April 17, 2025 (EIRNS)—It appears that U.S. President Trump has again pulled back from the brink of what would surely have been a global conflagration—he nixed Israeli plans to launch a massive strike on Iran’s nuclear facilities, a strike that was to have been conducted as early as next month.
But this moment of restraint comes against a volatile backdrop.
In Ukraine, the NATO-Russia conflict will continue, if Zelenskyy and NATO elites get their way. The provocations continue: A Ukrainian drone was brought down near Europe’s largest nuclear power plant, which is under Russian control, and Kiev is making claims of Russian chemical warfare in the hopes of catalyzing a news cycle about Putin the barbaric chemical weapons killer.
This is a war that NATO has been losing, and sane European leaders seek peace. Leaders from Slovakia and Serbia are planning to attend the May 9 Victory Day parade in Moscow, celebrating the defeat in Europe of the Axis powers led by Nazi Germany.
Trump’s tariff tantrum, primarily against China at this point, has reached a peculiar stage. The U.S. is considering tariffs on rare earth metals and magnets that China will not sell to the U.S. Instead of targeting tariffs to help the growth of specific industries domestically, it is finished goods from China (think cellphones and computers) that are getting a tariff break, while intermediate goods (the sort of things an American manufacturer would import) have extraordinarily high tariffs.
Even if Trump’s tariff tantrum brings countries to the table and results in some agreements that might seem ostensibly beneficial to the U.S. from a monetary standpoint, this childish, erratic approach to diplomacy behavior is not the basis for creating a harmonious, human future for generations to come.
When Trump says he wants to use tariffs to bring employment back, one has to ask, “How far back?”
Accompanying what would be a great leap backward for the economy, is an attempted Cultural Revolution that seeks to replace DEI (with outsized claims about racism and transphobia) with … a different DEI (overblown and dishonest claims of antisemitism).
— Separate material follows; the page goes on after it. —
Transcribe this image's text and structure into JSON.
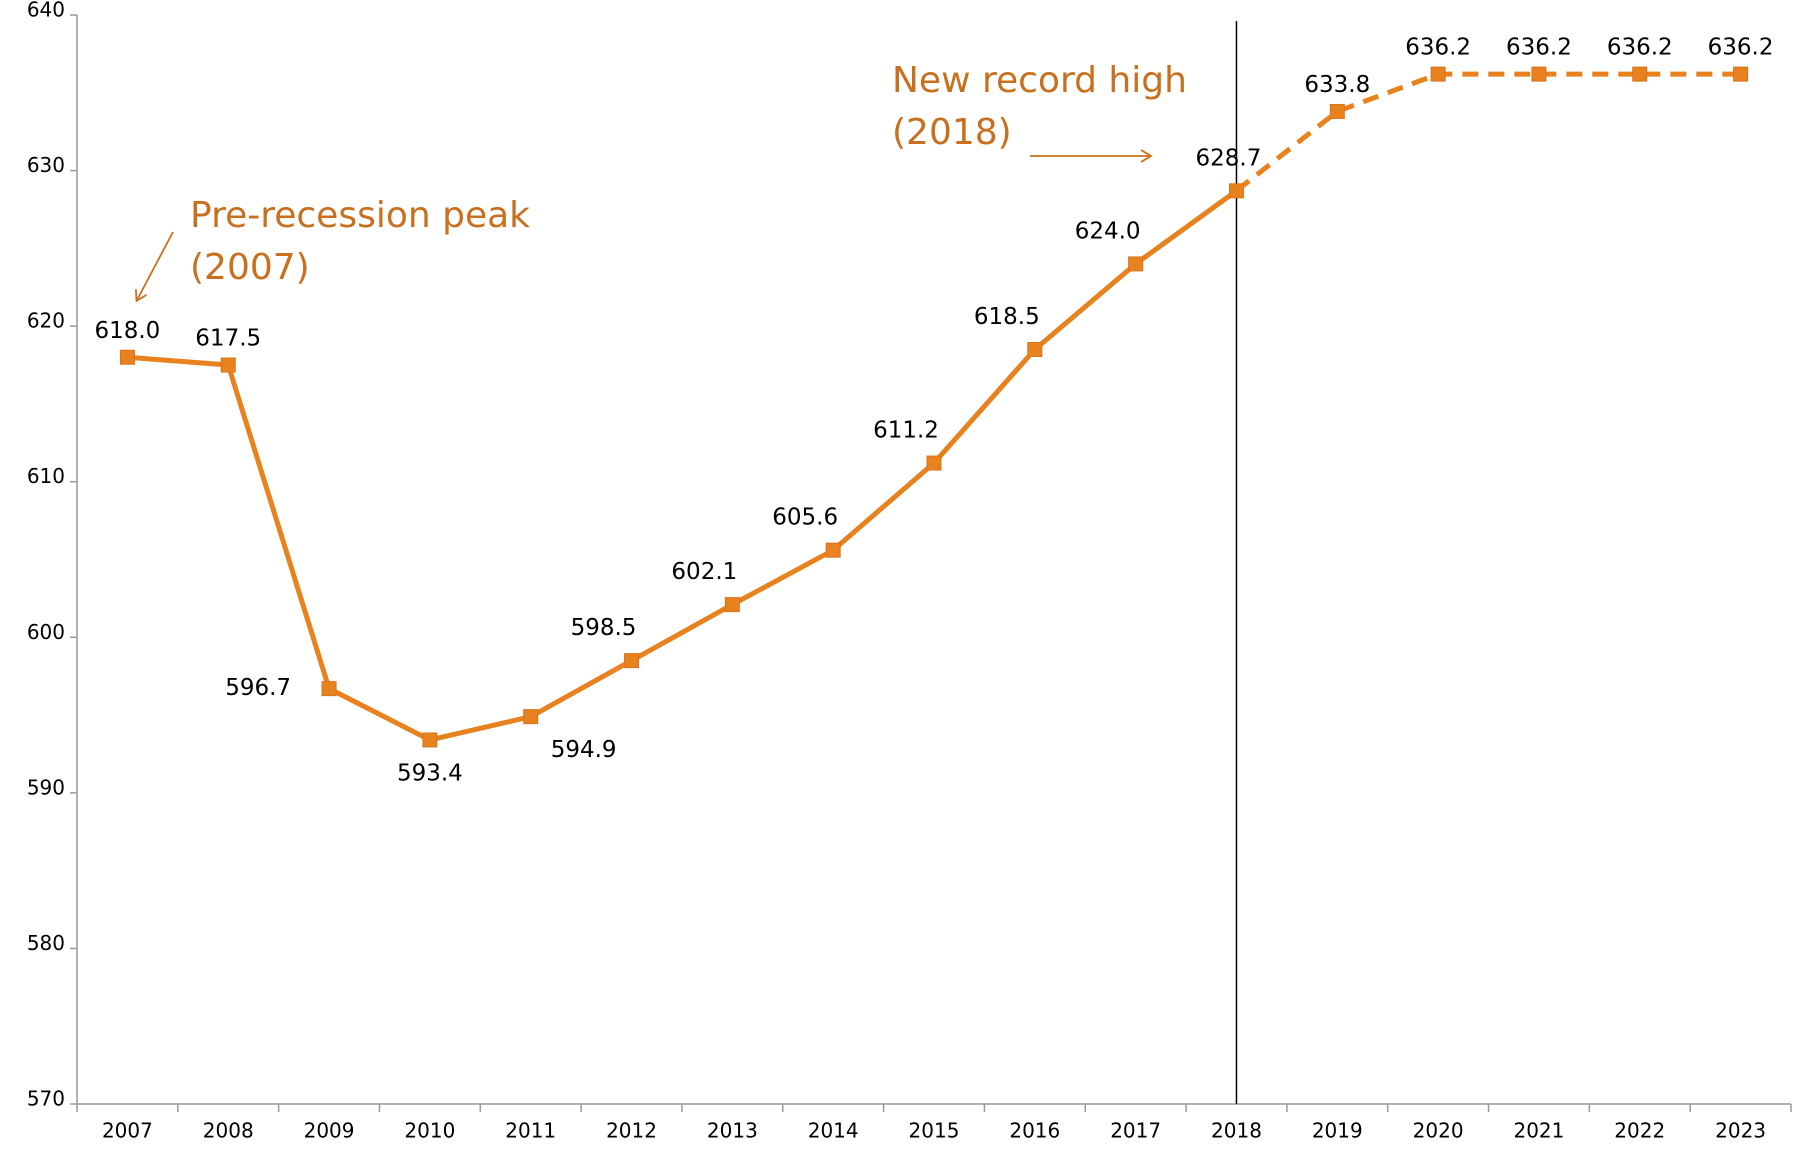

Harvard University has refused the attempted overreach by the White House, which had demanded numerous changes to Harvard’s policies on the basis they are necessary to protect civil rights and punish the kinds of behaviors they include in their expansive definition of “antisemitism.”
But beyond this turmoil, there are signs of a different future:
• In South America, Chinese engineers are working with Brazilian counterparts to plan out a bioceanic transport corridor, reaching from Brazil to the Peruvian port at Chancay, joining the Atlantic Ocean with the Pacific and upgrading the economic potential of the vast interior of the continent.
• Light-years away, scientists analyzing atmospheric data from a distant planet may have have found signs of life, detecting molecules that—on Earth—are produced only by living things.
In an April 17 dialogue, Schiller Institute founder Helga Zepp-LaRouche and former U.S. Ambassador Chas Freeman reflected on what a truly cooperative international paradigm could look like—one rooted in mutual development, scientific progress, and shared security.
The choice we face is between regression and discovery, between cycles of crisis and the creation of a durable peace. Humanity’s long-term survival will not be secured by sanctions or military strikes, but by rediscovering its mission: to discover, to create, to develop.